スティーブ・ジョブズがAppleを起業した際、「運」は重要な要素でした。
Appleの登場は、場所も正しかったし、タイミングも時宜を得ていました。さらに適切な人物がおり、アイデア・市場・オーディエンスも最適でした。
大きな成功をおさめた人物に尋ねれば、誰もが「運が成功の一因だった」と言うでしょう。
しかし残念ながら、運を味方にするような状況をつくることはできても、運そのものをコントロールすることはできません。
しかし、驚くべきことに、自分の賢さはある程度コントロールすることは可能です。学習速度を向上させることもできれば、判断力を向上させることも可能で、意思決定のスキルを向上させることだってできます。
加えて、賢い人を見分け方も学ぶこともできます。賢い人を見分けられなければ、優れた人材が揃った環境をつくることが難しくなるため、これは大いに役に立ちます。
運はコントロールできませんが、知能をコントロールすることで、成功に近づくことはできるのです。
では、ジョブズが考える高い知能の指標とは何だったのでしょうか?
知能とは俯瞰する能力
その大部分は記憶です。
しかしその大半は、俯瞰して全体を見渡せる能力です。
まるで都市にいて、建物の80階から街を見下ろすように、全体を見渡せることができる能力。ほかの人たちがA地点からB地点までどう行けばいいのか、くだらない小さな地図を読みながら考えている間に、あなたは自分の目でそれを見ることができる。
つまり全体を見渡すことができる能力です。
そして、全体が見えているからこそ、明白に見えるつながりをつくることができるのです。
それが知能というものです。情報をどれだけ保持できたとしても、どれだけ結晶性知能を持っていたとしても、あるいは優れた記憶力があったとしても、必ずしも良い判断をするのに役立つとは限りません。
時には簡単な決定を下すのに苦労する賢い人がいることは、周知の事実です。
ジョブズが説明するのは、流動的知能です。
これは、新しい情報を学習して記憶する能力、そしてその知識を使って問題を解決する能力。そして、その知識を使って新しい技術を習得する能力です。さらに既存の記憶を呼び起こし、それを新しい知識でアップデートする能力でもあります。
頭脳明晰であるという賢さだけでなく(それが悪いわけではありませんが)、本当の意味での賢さを身につけることに意味があります。
ジョブズにとって、これが高い知能への道の第一歩です。彼は、「極めて賢い人たちはつながりをつながり出すことに非常に長けている」と感じていました。
しかし、さまざまな経験を集めて、それらの経験を結びつけることができない限り、つながりをつくることはできません。
第二のステップは、学び続けること
ジョブズもこのように述べています。
おもしろいことに、頭脳明晰な人間がいると、周りの人は、その人物にお決まりの進路をすすめます。「高校に行って、次は大学に進学」というように。

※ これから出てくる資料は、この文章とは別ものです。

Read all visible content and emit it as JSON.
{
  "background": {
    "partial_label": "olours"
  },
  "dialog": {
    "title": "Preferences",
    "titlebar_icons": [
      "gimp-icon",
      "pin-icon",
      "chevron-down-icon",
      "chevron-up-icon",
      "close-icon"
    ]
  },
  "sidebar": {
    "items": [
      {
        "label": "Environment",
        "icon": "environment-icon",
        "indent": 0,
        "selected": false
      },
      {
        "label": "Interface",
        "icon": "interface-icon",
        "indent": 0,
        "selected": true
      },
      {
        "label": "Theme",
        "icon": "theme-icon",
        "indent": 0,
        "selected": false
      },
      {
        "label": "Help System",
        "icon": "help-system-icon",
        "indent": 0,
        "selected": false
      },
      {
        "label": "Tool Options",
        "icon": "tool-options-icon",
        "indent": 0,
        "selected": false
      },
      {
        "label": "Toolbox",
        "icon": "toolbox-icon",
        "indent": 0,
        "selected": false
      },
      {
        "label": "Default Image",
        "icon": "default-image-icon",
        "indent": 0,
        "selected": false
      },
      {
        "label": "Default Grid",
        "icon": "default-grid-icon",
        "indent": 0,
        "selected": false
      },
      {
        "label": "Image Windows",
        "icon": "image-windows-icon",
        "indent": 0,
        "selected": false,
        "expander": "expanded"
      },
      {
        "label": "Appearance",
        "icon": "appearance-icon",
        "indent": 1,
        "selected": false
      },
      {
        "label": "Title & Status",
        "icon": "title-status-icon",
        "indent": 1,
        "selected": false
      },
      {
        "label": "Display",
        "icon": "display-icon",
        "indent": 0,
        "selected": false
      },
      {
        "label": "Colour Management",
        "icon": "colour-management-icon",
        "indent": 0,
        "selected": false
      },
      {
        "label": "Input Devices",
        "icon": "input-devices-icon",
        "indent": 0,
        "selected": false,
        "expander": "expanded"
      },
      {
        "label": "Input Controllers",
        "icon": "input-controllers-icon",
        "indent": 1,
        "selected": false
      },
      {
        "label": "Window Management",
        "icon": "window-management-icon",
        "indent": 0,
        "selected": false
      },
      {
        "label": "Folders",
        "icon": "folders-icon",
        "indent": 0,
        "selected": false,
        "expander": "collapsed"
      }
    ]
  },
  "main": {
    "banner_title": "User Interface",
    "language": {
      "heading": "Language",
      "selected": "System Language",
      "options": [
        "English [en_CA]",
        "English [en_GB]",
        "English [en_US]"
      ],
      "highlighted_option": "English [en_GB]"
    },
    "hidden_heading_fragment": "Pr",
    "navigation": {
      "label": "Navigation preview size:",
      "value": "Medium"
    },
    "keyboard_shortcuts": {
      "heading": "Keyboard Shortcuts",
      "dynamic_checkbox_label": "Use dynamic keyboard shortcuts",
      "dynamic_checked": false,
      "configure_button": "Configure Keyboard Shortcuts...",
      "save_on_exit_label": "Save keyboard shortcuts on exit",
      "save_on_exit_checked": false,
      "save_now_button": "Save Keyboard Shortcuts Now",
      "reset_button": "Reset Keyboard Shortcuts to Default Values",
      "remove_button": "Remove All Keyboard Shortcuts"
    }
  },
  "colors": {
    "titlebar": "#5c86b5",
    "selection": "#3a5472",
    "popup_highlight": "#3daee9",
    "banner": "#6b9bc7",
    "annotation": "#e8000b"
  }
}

(しかし)重要なことは、賢い人々はこれまで多種多様な経験を積んでおり、問題を解決したり、窮地を独自の方法で脱したりする際に、それらの経験を引き出すことができたということです。
1つの方向に進もうとする時、それに対して多くの圧力を受けることになるでしょう。あなたがするべきことは、 他人とは異なる経験を得ることです。
革新的なコネクションをつくるには、そして経験と経験を結びつけるには、みんなと同じような経験をしないことです。
そうなると、皆と同じようなつながりをつくることになります。
これがステップ2です。新しいことに挑戦しなければなりません。新しいことを学ばなければなりません。たとえ、学びに(まだ)明確な目的を持っていないと感じたとしてもです。
自分にとって快適ではないと感じることをしなければなりません。それは、自分自身を新しい領域に広げようとしている確実な兆候です。
すでに知っていることについてさらに学ぶことは、不思議なことに、簡単で安心感があります。 しかしその場合、他人と同じような経験と、他人と同じような表面的なつながりしか持つことができません。
幅広い知識を持てば持つほど、連想学習の力を活用することができます。これは、新しいことを既に知っていることに関連付けるプロセスです(簡単に言えば、連想学習は「なるほど、わかったぞ。これは基本的にこういうことなんだ」と気付くことです)。
多くを学べば学ぶほど、既存の知識と新しいことを関連付けられる可能性が高くなります。さらに、問題を解決したり、新しい方法で窮地を切り抜けられる可能性も高くなるでしょう。